Enquirer / April 12, 2014
At Cincinnati Public Schools, the school day doesn’t end after the math and reading classes are finished. Students stay for dinner. They get help with their homework. They participate in activities like theater or karate. Between classes they visit in-house clinics to get their teeth cleaned and their eyes checked.

These “wrap-around” services are critical to helping students succeed in the classroom, advocates say. And this week, more than 1,500 educators and community leaders from across the country converged on the Queen City to see the strategy for themselves.
Cincinnati’s community learning centers are used as a model for districts around the country because of their staying power and the difference they have made in the district’s most impoverished neighborhoods.

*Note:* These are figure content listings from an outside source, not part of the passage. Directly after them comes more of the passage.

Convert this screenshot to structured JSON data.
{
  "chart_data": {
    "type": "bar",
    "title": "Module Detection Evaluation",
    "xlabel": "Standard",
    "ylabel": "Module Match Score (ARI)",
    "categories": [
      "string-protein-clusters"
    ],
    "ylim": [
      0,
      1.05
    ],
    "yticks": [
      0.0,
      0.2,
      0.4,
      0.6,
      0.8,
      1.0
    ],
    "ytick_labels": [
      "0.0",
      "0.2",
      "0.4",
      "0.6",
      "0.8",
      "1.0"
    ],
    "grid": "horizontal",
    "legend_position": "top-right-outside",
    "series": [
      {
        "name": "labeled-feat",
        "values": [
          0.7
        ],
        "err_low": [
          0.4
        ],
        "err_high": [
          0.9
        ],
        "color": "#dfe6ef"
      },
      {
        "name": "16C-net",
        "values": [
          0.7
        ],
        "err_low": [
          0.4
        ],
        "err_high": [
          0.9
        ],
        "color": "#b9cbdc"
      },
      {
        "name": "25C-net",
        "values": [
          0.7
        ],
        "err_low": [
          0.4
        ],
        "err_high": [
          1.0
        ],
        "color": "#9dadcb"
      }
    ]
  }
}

Created more than a decade ago, they aim to bridge the academic gap poverty creates when families can’t afford or get access to basic services. The premise: If a student can’t read the white board because she’s nearsighted or can’t concentrate on her math assignment because of a toothache or empty stomach, she’s much more likely to fall through the cracks. The school gets her glasses, fixes her teeth and feeds her. It’s an idea now reaching beyond cities into the suburbs – suburban poverty has grown by 64 percent in the past decade, according to a national study by the Brookings Institution.

Advocates see these services as pivotal. “That blanket of support is lifting up students. It’s accelerating the academic piece,” said P.G. Sittenfeld, assistant director of the Community Learning Center Institute in Cincinnati and a Cincinnati city councilman.